Jego słowa potwierdza prof. Władyka. - Koniunktura dla opinii będzie trwała i będzie wzrastać, bo informacja w internecie jest bardzo płytka. Tygodniki są tu szansą, mogą porządkować wiedzę i rzeczywistość. Teraz nie do końca to robią - opiniuje publicysta "Polityki".
Obaj zgodnie twierdzą: idea dzisiejszej prasy dziennikarskiej przeniesie się w wymiar elektroniczny. - Być może za parę lat tablety będą tak powszechne, że gazety przeniosą się na tablety, bo gazeta to myśl, a nie forma - przewiduje Piotr Najsztub. - A może przyszłością będzie papier elektroniczny, dopiero wchodzący do użycia.
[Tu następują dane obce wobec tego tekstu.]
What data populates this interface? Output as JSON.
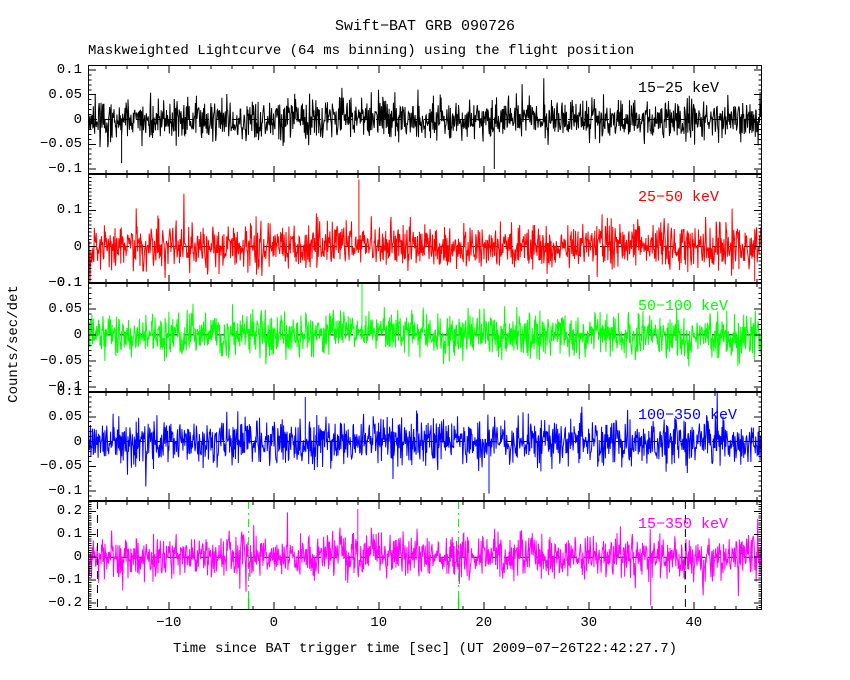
{
  "chart_data": {
    "type": "line",
    "title": "Swift−BAT GRB 090726",
    "subtitle": "Maskweighted Lightcurve (64 ms binning) using the flight position",
    "xlabel": "Time since BAT trigger time [sec] (UT 2009−07−26T22:42:27.7)",
    "ylabel": "Counts/sec/det",
    "xlim": [
      -17.7,
      46.5
    ],
    "xticks": [
      -10,
      0,
      10,
      20,
      30,
      40
    ],
    "x_minor_step": 2,
    "y_minor_step": 0.01,
    "grid": false,
    "legend_position": "inside-top-right-of-each-panel",
    "background_color": "#ffffff",
    "frame_color": "#000000",
    "zero_line": {
      "color": "#000000",
      "style": "dashed"
    },
    "panels": [
      {
        "name": "15−25 keV",
        "color": "#000000",
        "ylim": [
          -0.11,
          0.11
        ],
        "yticks": [
          0.1,
          0.05,
          0,
          -0.05,
          -0.1
        ],
        "noise_sigma": 0.021,
        "seed": 11,
        "burst": {
          "t0": 8.0,
          "width": 3.0,
          "amp": 0.004
        },
        "spikes": [
          {
            "t": 21.0,
            "v": -0.1
          },
          {
            "t": -14.5,
            "v": -0.088
          }
        ]
      },
      {
        "name": "25−50 keV",
        "color": "#ff0000",
        "ylim": [
          -0.1,
          0.2
        ],
        "yticks": [
          0.1,
          0,
          -0.1
        ],
        "noise_sigma": 0.03,
        "seed": 22,
        "burst": {
          "t0": 8.0,
          "width": 3.0,
          "amp": 0.009
        },
        "spikes": [
          {
            "t": 8.1,
            "v": 0.185
          },
          {
            "t": 45.8,
            "v": -0.095
          }
        ]
      },
      {
        "name": "50−100 keV",
        "color": "#00ff00",
        "ylim": [
          -0.11,
          0.1
        ],
        "yticks": [
          0.1,
          0.05,
          0,
          -0.05,
          -0.1
        ],
        "noise_sigma": 0.021,
        "seed": 33,
        "burst": {
          "t0": 8.3,
          "width": 3.0,
          "amp": 0.006
        },
        "spikes": [
          {
            "t": 8.4,
            "v": 0.099
          }
        ]
      },
      {
        "name": "100−350 keV",
        "color": "#0000ff",
        "ylim": [
          -0.12,
          0.1
        ],
        "yticks": [
          0.1,
          0.05,
          0,
          -0.05,
          -0.1
        ],
        "noise_sigma": 0.023,
        "seed": 44,
        "burst": null,
        "spikes": [
          {
            "t": 3.0,
            "v": 0.09
          },
          {
            "t": 20.5,
            "v": -0.105
          }
        ]
      },
      {
        "name": "15−350 keV",
        "color": "#ff00ff",
        "ylim": [
          -0.23,
          0.245
        ],
        "yticks": [
          0.2,
          0.1,
          0,
          -0.1,
          -0.2
        ],
        "noise_sigma": 0.048,
        "seed": 55,
        "burst": {
          "t0": 8.5,
          "width": 3.0,
          "amp": 0.02
        },
        "spikes": [
          {
            "t": 8.0,
            "v": 0.21
          },
          {
            "t": 35.9,
            "v": -0.21
          }
        ]
      }
    ],
    "markers": [
      {
        "t": -16.8,
        "color": "#000000",
        "style": "dashed",
        "panel": 4,
        "axis_tick": false
      },
      {
        "t": -2.4,
        "color": "#00ee00",
        "style": "dashdot",
        "panel": 4,
        "axis_tick": true
      },
      {
        "t": 17.6,
        "color": "#00ee00",
        "style": "dashdot",
        "panel": 4,
        "axis_tick": true
      },
      {
        "t": 39.2,
        "color": "#000000",
        "style": "dashed",
        "panel": 4,
        "axis_tick": false
      }
    ]
  }
}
Proszę sobie wyobrazić: kupujemy taki "papier" raz na miesiąc, a redakcja tylko dosyła codziennie nowe treści. Wątpię, żeby prasa jako idea umarła.
Tak optymistycznie na przyszłość nie patrzy Piotr Stasiński. - To wątpliwa wizja. Piotr Najsztub nie bierze chyba w tym przypadku ekonomii. Utrzymanie dziennikarzy jest bardzo kosztowne, a internet nie generuje jeszcze takich przychodów, by móc finansować taką redakcję jaka jest u nas czy innych poważnych gazetach - zauważa wicenaczelny "Wyborczej".
- Wiarygodność internetu jest niska, na prawdziwe dziennikarstwo są tam małe szanse, chyba, że sieć się zmieni. Nie jestem pewien, czy realizowanie takiej misji jak w mediach papierowych jest możliwe w internecie - ocenia redaktor "GW".
Stasiński zwraca uwagę na jeszcze jeden istotny fakt: że prasa to pewien instrument demokratyczny, służący do weryfikowania działań władzy i środowisk biznesowych. - Jeśli etos i zawód dziennikarza zanikną, to ten instrument zaniknie, a potężni gracze polityczni i biznesowi będą mniej skrępowani w nieetycznych zachowaniach - dodaje Stasiński.
Czy ktoś chce jeszcze jakości?
Inni nasi rozmówcy są jednak dość pewni tego, że dziennikarstwo nie umrze i przeniesie się na grunt cyfrowy.
- Na pewno prędzej czy później gazety przeniosą się do elektroniki, ale żeby były kupowane, muszą oferować jakość - podsumowuje prof. Władyka. Może również, a nawet przede wszystkim dlatego, że nie oferuje odpowiednio wysokiej jakości, prasa regularnie coraz gorzej się sprzedaje?